The narrator of this story is Íñigo Balboa, Alatriste’s little page. He is only thirteen, but he has learnt a lot from Alatriste and he does some really brave acts in the story, even to the point of saving the captain from a certain death. The fact that he sometimes tells us things that he hasn’t witnessed is a little bit implausible, but the way he narrates the story is one of the best things of the book. Pérez-Reverte uses an old style, trying to simulate the old Spanish language, and it makes the story absolutely gripping, so in addition to the wonderful descriptions of the characters and the fights, he makes the reader feel absolutely involved in the story. He also offers further information about characters’, armies’ and countries’ fates while he narrates their issues, so we have a global setting of what has happened and what is going to happen to Spain at that time.
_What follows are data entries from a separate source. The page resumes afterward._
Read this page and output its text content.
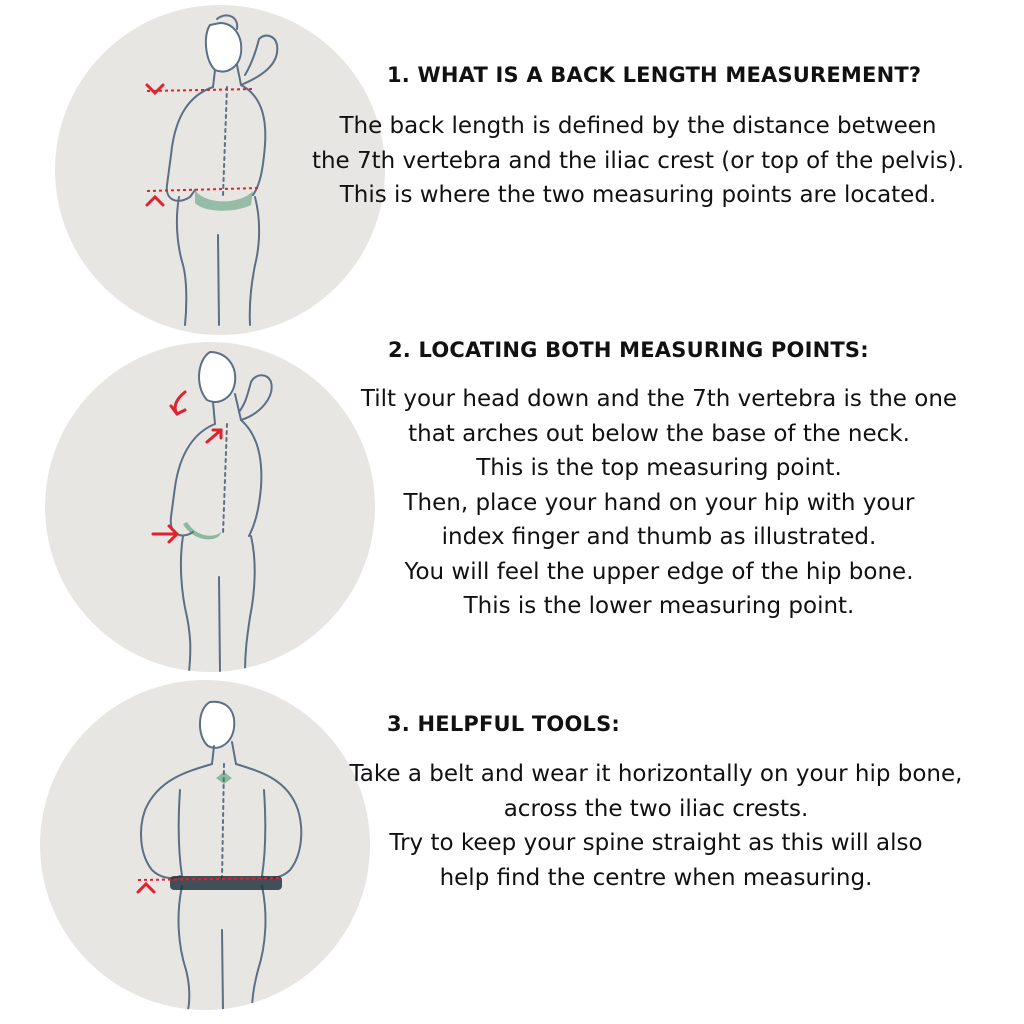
1. WHAT IS A BACK LENGTH MEASUREMENT?

The back length is defined by the distance between
the 7th vertebra and the iliac crest (or top of the pelvis).
This is where the two measuring points are located.

2. LOCATING BOTH MEASURING POINTS:

Tilt your head down and the 7th vertebra is the one
that arches out below the base of the neck.
This is the top measuring point.
Then, place your hand on your hip with your
index finger and thumb as illustrated.
You will feel the upper edge of the hip bone.
This is the lower measuring point.

3. HELPFUL TOOLS:

Take a belt and wear it horizontally on your hip bone,
across the two iliac crests.
Try to keep your spine straight as this will also
help find the centre when measuring.
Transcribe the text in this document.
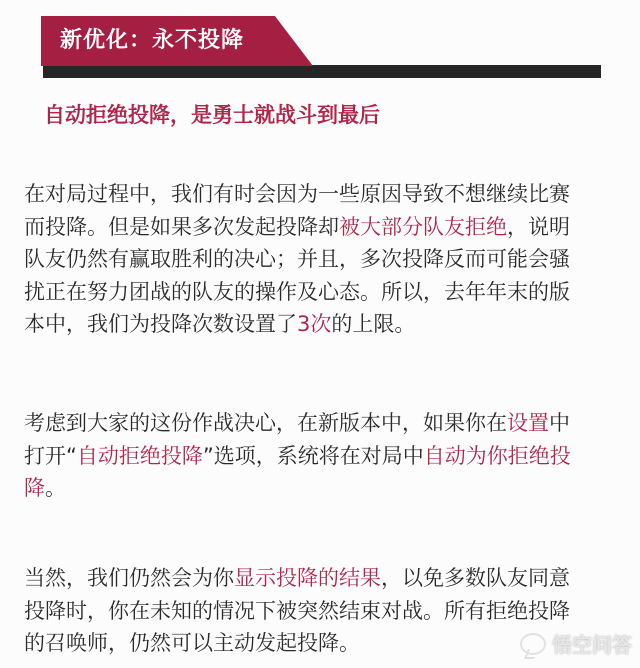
新优化：永不投降
自动拒绝投降，是勇士就战斗到最后

在对局过程中，我们有时会因为一些原因导致不想继续比赛
而投降。但是如果多次发起投降却被大部分队友拒绝，说明
队友仍然有赢取胜利的决心；并且，多次投降反而可能会骚
扰正在努力团战的队友的操作及心态。所以，去年年末的版
本中，我们为投降次数设置了3次的上限。

考虑到大家的这份作战决心，在新版本中，如果你在设置中
打开“自动拒绝投降”选项，系统将在对局中自动为你拒绝投
降。

当然，我们仍然会为你显示投降的结果，以免多数队友同意
投降时，你在未知的情况下被突然结束对战。所有拒绝投降
的召唤师，仍然可以主动发起投降。	悟空问答
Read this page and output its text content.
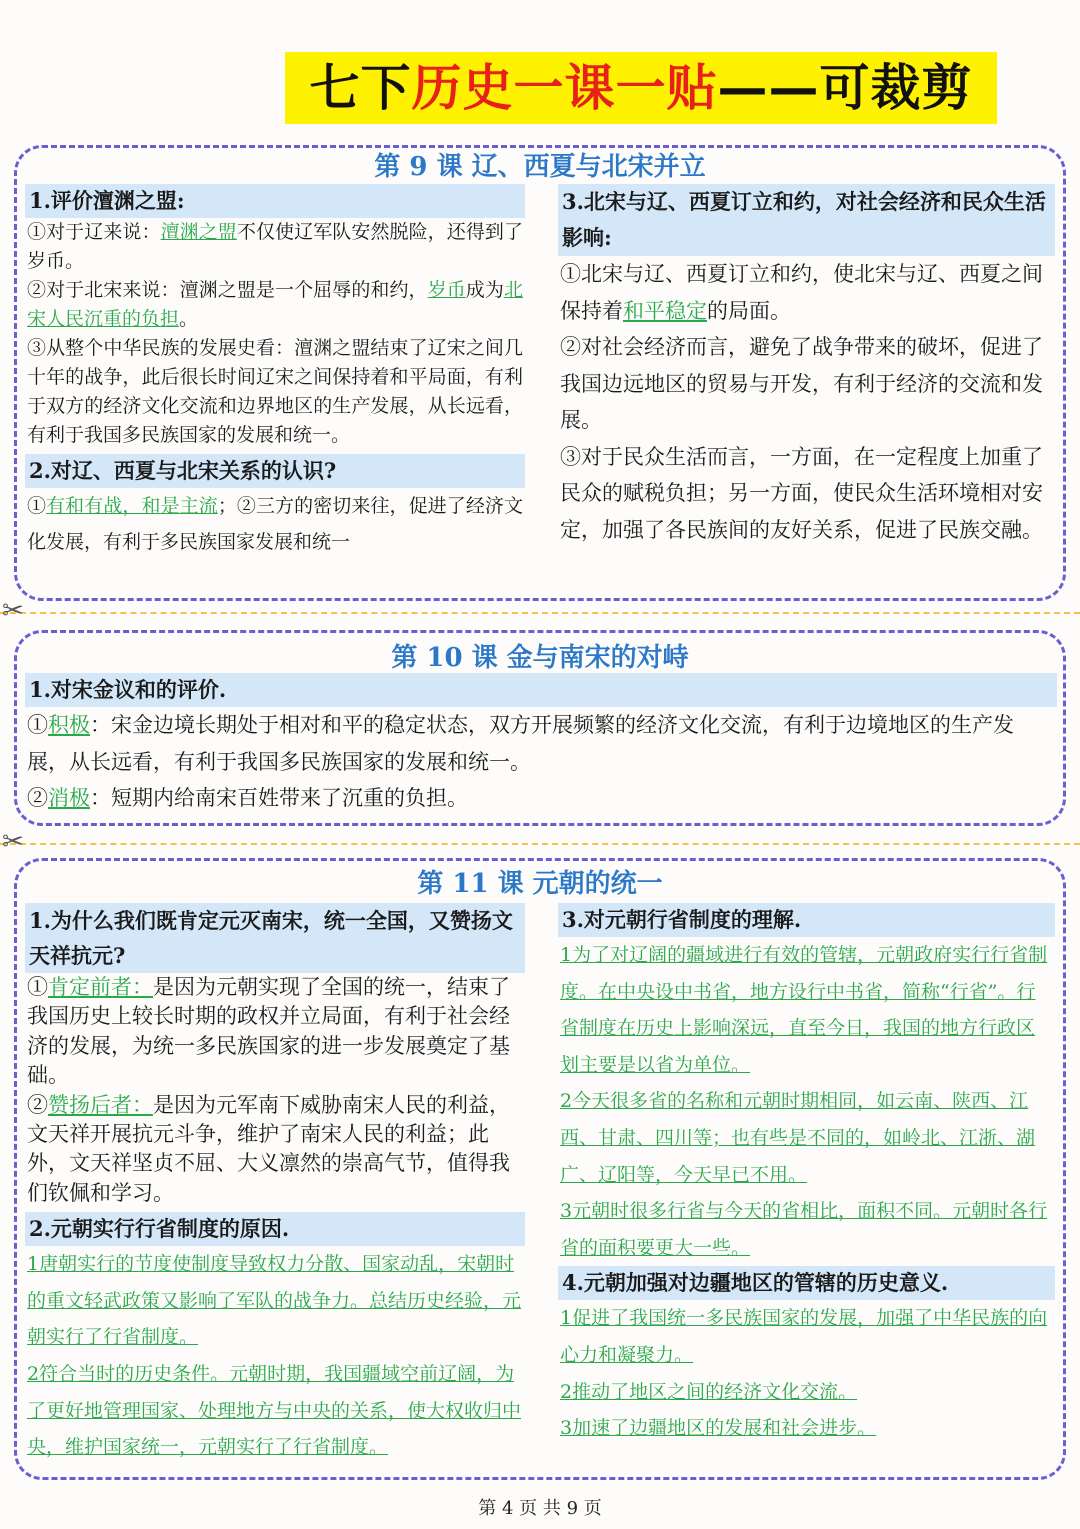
七下历史一课一贴——可裁剪
第 9 课 辽、西夏与北宋并立

1.评价澶渊之盟:

①对于辽来说：澶渊之盟不仅使辽军队安然脱险，还得到了岁币。

②对于北宋来说：澶渊之盟是一个屈辱的和约，岁币成为北宋人民沉重的负担。

③从整个中华民族的发展史看：澶渊之盟结束了辽宋之间几十年的战争，此后很长时间辽宋之间保持着和平局面，有利于双方的经济文化交流和边界地区的生产发展，从长远看，有利于我国多民族国家的发展和统一。

2.对辽、西夏与北宋关系的认识?

①有和有战，和是主流；②三方的密切来往，促进了经济文化发展，有利于多民族国家发展和统一

3.北宋与辽、西夏订立和约，对社会经济和民众生活影响:

①北宋与辽、西夏订立和约，使北宋与辽、西夏之间保持着和平稳定的局面。

②对社会经济而言，避免了战争带来的破坏，促进了我国边远地区的贸易与开发，有利于经济的交流和发展。

③对于民众生活而言，一方面，在一定程度上加重了民众的赋税负担；另一方面，使民众生活环境相对安定，加强了各民族间的友好关系，促进了民族交融。

✂
第 10 课 金与南宋的对峙

1.对宋金议和的评价.

①积极：宋金边境长期处于相对和平的稳定状态，双方开展频繁的经济文化交流，有利于边境地区的生产发展，从长远看，有利于我国多民族国家的发展和统一。

②消极：短期内给南宋百姓带来了沉重的负担。

✂
第 11 课 元朝的统一

1.为什么我们既肯定元灭南宋，统一全国，又赞扬文天祥抗元?

①肯定前者：是因为元朝实现了全国的统一，结束了我国历史上较长时期的政权并立局面，有利于社会经济的发展，为统一多民族国家的进一步发展奠定了基础。

②赞扬后者：是因为元军南下威胁南宋人民的利益，文天祥开展抗元斗争，维护了南宋人民的利益；此外，文天祥坚贞不屈、大义凛然的崇高气节，值得我们钦佩和学习。

2.元朝实行行省制度的原因.

1唐朝实行的节度使制度导致权力分散、国家动乱，宋朝时的重文轻武政策又影响了军队的战争力。总结历史经验，元朝实行了行省制度。

2符合当时的历史条件。元朝时期，我国疆域空前辽阔，为了更好地管理国家、处理地方与中央的关系，使大权收归中央，维护国家统一，元朝实行了行省制度。

3.对元朝行省制度的理解.

1为了对辽阔的疆域进行有效的管辖，元朝政府实行行省制度。在中央设中书省，地方设行中书省，简称“行省”。行省制度在历史上影响深远，直至今日，我国的地方行政区划主要是以省为单位。

2今天很多省的名称和元朝时期相同，如云南、陕西、江西、甘肃、四川等；也有些是不同的，如岭北、江浙、湖广、辽阳等，今天早已不用。

3元朝时很多行省与今天的省相比，面积不同。元朝时各行省的面积要更大一些。

4.元朝加强对边疆地区的管辖的历史意义.

1促进了我国统一多民族国家的发展，加强了中华民族的向心力和凝聚力。

2推动了地区之间的经济文化交流。

3加速了边疆地区的发展和社会进步。

第 4 页 共 9 页
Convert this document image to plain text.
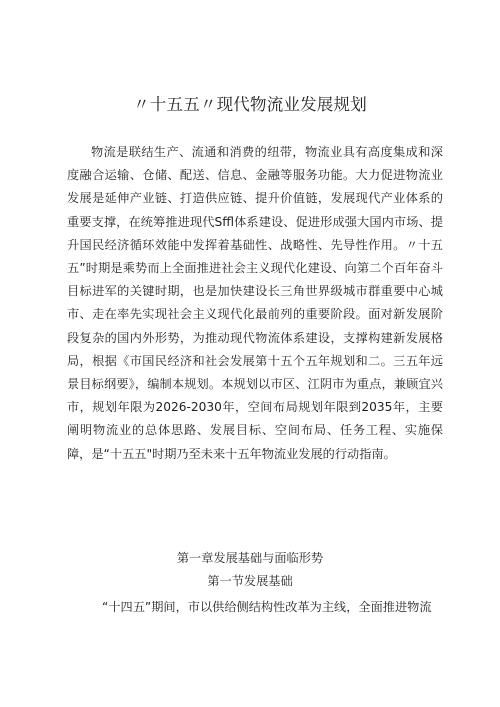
〃十五五〃现代物流业发展规划

物流是联结生产、流通和消费的纽带，物流业具有高度集成和深度融合运输、仓储、配送、信息、金融等服务功能。大力促进物流业发展是延伸产业链、打造供应链、提升价值链，发展现代产业体系的重要支撑，在统筹推进现代Sffl体系建设、促进形成强大国内市场、提升国民经济循环效能中发挥着基础性、战略性、先导性作用。〃十五五”时期是乘势而上全面推进社会主义现代化建设、向第二个百年奋斗目标进军的关键时期，也是加快建设长三角世界级城市群重要中心城市、走在率先实现社会主义现代化最前列的重要阶段。面对新发展阶段复杂的国内外形势，为推动现代物流体系建设，支撑构建新发展格局，根据《市国民经济和社会发展第十五个五年规划和二。三五年远景目标纲要》，编制本规划。本规划以市区、江阴市为重点，兼顾宜兴市，规划年限为2026-2030年，空间布局规划年限到2035年，主要阐明物流业的总体思路、发展目标、空间布局、任务工程、实施保障，是“十五五"时期乃至未来十五年物流业发展的行动指南。

第一章发展基础与面临形势
第一节发展基础

“十四五”期间，市以供给侧结构性改革为主线，全面推进物流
Not only does the story have fictional characters; there are also a lot of real ones, which makes it really exciting. My favourite is Francisco de Quevedo, a classical Spanish writer and good friend of Alatriste that stars in very funny moments in the plot: “we have no choice but to fight,” says Quevedo to two men that have just congratulated him for some verses that were actually written by Luis de Góngora, Quevedo’s worst enemy. The entire story has also references to Velázquez paintings, and Velázquez himself appears briefly in a scene. But be careful, because not all the characters are real, even the ones who have aristocratic names, and neither did the real ones do or say what Pérez-Reverte is telling us.
I am delighted by the satirical point of view about Spanish and English people (“he could only be dim or English”). The conspiracy to kill Prince Charles is also intriguing since people from the Spanish king’s environment were involved, and the power the Catholic Church had at that time is really disturbing – they were able to prevent a royal wedding (or to burn somebody in a bonfire) arguing that it is God’s will.
Summarizing, I loved the book, from the characters and the plot to the way it is written, and I’m looking forward to reading the rest of the series.